1966-67 – Bill MacFarland retired from playing, and immediately took over the coaching duties from Bobby Kromm.  In his first season MacFarland led the team back to greatness, with a 39-26-7 second place regular season finish.  It wasn’t as easy as it looked, as the team had only 4 wins 17 games into the season.  Physical play and the best defense in the league were the keys, as the Totems pounded the opposition – and even their owners.

In a February 24 match-up in San Francisco, Noel Picard knocked out Seals owner Barry van Gerbig after the second period.  Picard was in a shoving match with Seals goalie Jack McCartan by the dressing rooms, when van Gerbig pushed Picard.  Noel responded with a right to the face of the owner.  Said Picard after the game, "He was coming at me, so I hit him".

During the final game of the regular season against Portland, a bench clearing brawl broke out which resulted in $1,200 in fines being imposed by the league.  It took referees 13 minutes to restore order, and amazingly only two players received penalties.

Guyle Fielder (who else?) again led the way, leading the league in assists for the fifth straight season with 71, and total points with 91.  He also won his sixth (and final) MVP award, and was awarded the Hume Cup for the second straight season.  Joining Fielder on the all-star team were Bill Dineen and Howie Hughes, both Second Teamers.  Jim McLeod was named the league’s top goaltender.

MacFarland led the big bad Totems into their opening round match-up with California (San Francisco), and they came away with a four games to two series victory.  The WHL finals were an anti-climax, as the Totems swept Vancouver in four games to win their second WHL championship.

1967-68 – It was another solid year for the Totems, dubbed the "Jolly Green Giants" by the local press.  They finished second in the standings again, posting a 35-30-7 record.  Guyle Fielder led the league in assists (55) for the sixth straight season, the 12th time in the last 15 seasons that he had led in that category.  His 70 points topped the team, but were only good enough for third best in the league.  The Totems had two First Team All-Stars (Don Head and Chuck Holmes) and two Second Team All-Stars (Larry Hale and Fielder).

It wasn’t all roses, though, as the Totems often allowed their emotions to cloud their judgment.  Chuck Holmes received a misconduct for a "threatening gesture" made towards an official, Fielder was ejected from a game for making contact with a ref, Earl Heiskala got a misconduct for pushing a linesman, and even coach MacFarland was ejected from a game for throwing a towel at a ref.  It was a rough year, but it was worth it as Seattle moved into the playoffs.
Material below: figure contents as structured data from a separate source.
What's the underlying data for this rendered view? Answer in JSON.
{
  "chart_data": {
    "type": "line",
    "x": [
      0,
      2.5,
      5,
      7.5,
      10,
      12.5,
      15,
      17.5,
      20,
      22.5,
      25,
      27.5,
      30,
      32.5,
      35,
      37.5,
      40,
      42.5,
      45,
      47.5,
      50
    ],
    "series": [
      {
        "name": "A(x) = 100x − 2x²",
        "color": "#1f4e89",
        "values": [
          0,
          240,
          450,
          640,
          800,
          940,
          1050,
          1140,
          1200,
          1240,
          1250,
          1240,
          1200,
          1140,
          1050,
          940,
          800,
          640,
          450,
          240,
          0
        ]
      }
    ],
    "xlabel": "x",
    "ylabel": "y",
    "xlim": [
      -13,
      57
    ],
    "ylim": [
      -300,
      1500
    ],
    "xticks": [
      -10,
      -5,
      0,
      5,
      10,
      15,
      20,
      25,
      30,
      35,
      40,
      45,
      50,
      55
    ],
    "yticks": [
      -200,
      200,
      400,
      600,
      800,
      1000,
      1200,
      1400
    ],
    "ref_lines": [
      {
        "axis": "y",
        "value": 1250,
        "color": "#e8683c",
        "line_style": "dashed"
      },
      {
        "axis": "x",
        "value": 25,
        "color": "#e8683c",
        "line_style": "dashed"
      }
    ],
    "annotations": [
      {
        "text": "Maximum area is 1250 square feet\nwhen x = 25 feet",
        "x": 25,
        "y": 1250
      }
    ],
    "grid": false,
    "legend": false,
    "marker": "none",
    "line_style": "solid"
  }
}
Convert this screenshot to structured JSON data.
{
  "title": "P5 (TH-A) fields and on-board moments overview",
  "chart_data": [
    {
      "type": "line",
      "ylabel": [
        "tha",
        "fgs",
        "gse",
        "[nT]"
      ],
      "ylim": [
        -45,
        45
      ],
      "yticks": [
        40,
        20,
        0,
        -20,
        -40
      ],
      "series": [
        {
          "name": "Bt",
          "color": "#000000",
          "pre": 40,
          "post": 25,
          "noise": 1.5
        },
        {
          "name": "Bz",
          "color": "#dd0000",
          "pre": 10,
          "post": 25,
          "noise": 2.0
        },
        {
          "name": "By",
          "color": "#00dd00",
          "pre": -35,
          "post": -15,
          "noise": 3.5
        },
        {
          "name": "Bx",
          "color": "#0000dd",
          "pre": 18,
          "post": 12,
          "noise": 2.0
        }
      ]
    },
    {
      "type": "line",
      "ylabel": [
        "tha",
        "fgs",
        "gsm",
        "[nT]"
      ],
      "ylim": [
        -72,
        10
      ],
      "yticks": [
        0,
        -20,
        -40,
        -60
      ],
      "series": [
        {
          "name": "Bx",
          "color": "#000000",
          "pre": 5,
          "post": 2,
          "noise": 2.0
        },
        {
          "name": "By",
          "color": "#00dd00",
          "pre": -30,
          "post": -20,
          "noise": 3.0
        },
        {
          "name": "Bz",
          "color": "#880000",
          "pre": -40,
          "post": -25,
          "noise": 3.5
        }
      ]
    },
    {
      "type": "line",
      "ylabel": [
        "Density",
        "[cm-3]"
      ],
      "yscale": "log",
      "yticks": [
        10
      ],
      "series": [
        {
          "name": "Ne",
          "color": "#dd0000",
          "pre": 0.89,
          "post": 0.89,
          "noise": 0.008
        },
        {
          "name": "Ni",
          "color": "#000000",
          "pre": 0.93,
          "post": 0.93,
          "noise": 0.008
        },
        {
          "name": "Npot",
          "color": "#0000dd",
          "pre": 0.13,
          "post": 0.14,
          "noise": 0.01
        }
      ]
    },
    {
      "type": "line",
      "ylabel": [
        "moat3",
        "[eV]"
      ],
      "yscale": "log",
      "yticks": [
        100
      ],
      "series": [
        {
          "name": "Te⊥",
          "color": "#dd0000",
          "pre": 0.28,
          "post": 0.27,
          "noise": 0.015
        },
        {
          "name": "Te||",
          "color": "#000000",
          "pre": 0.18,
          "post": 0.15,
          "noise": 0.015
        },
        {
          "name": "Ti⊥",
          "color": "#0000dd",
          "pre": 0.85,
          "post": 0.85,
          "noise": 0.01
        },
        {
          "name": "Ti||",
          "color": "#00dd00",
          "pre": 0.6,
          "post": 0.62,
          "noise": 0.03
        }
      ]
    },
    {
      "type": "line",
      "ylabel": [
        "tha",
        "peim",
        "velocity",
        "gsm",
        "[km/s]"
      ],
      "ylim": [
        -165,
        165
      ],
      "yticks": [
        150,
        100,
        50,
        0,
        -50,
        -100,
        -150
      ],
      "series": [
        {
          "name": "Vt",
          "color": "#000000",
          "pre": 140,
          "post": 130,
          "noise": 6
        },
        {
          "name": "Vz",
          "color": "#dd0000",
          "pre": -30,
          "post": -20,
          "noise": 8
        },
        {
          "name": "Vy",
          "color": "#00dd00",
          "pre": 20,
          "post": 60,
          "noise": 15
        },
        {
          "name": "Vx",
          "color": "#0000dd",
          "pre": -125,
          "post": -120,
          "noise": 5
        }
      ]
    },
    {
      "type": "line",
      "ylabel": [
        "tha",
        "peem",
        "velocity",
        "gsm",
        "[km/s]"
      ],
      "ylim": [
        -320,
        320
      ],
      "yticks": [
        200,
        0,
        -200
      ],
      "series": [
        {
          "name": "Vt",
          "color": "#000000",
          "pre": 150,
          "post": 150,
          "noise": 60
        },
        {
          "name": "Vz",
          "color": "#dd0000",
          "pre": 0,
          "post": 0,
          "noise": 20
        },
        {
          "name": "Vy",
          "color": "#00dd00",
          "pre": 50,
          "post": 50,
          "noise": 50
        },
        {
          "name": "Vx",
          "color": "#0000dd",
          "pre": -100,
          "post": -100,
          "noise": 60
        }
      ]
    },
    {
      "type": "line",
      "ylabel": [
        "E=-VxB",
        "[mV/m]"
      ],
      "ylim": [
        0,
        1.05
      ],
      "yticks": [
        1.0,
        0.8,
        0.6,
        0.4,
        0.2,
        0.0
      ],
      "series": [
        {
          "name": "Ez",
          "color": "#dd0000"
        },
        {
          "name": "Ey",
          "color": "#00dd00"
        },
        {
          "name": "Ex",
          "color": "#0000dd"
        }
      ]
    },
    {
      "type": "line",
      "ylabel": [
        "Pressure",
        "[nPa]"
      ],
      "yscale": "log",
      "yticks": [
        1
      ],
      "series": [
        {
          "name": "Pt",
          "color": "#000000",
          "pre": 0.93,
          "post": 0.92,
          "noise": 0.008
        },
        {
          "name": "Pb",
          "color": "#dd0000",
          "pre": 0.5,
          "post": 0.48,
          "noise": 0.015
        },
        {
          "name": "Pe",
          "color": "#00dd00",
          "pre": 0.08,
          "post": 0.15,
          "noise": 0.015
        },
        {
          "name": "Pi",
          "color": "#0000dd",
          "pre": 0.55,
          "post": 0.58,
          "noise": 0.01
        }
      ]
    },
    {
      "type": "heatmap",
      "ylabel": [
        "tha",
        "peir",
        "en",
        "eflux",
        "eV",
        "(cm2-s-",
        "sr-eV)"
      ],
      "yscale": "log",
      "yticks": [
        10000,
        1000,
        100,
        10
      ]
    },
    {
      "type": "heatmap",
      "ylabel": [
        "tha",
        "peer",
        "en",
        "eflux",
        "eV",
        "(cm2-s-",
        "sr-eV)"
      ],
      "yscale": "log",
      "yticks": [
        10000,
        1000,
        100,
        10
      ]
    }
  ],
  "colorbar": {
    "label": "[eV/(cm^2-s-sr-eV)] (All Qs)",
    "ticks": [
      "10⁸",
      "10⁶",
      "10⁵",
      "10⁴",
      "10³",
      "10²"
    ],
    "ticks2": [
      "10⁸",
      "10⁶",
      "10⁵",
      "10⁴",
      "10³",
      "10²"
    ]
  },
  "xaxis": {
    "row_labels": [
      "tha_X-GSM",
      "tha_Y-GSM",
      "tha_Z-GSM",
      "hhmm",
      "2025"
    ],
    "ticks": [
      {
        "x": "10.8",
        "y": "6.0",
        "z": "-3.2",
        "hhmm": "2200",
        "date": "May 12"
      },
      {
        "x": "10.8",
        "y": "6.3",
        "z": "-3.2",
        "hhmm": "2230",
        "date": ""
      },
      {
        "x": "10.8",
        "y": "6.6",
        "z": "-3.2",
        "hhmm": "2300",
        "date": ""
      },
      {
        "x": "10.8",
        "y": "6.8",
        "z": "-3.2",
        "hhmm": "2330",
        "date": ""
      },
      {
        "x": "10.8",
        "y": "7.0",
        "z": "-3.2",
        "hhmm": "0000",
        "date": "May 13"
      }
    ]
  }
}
Seattle faced Phoenix in the opening round, outscoring them 16-7 and sweeping them easily in four games.  In the finals against archrivals Portland, the Totems picked up a win in game one but fell behind by a score of 6-2 after two periods of play during game 2 in Seattle.  They got two goals in the first minute and a half of the third, and another about halfway through the period to cut the Buckaroos lead to 6-5.  The Totems thought they had the tying goal late in the period, but it was blown off due to a high stick.  With just over a minute to go Seattle pulled their goaltender, and scored with 19 seconds left in the game to tie it up.  In overtime it was Guyle Fielder getting the game winner in what announcer Bill Schonley called the greatest comeback in Seattle hockey history.  The Totems would go on to win the series in 5 games, finishing with an 8-1 record in the playoffs.  The team was 16-3 in the playoffs over the past two seasons. 

No one could have guessed that it would be the last time that the Totems would win a playoff series.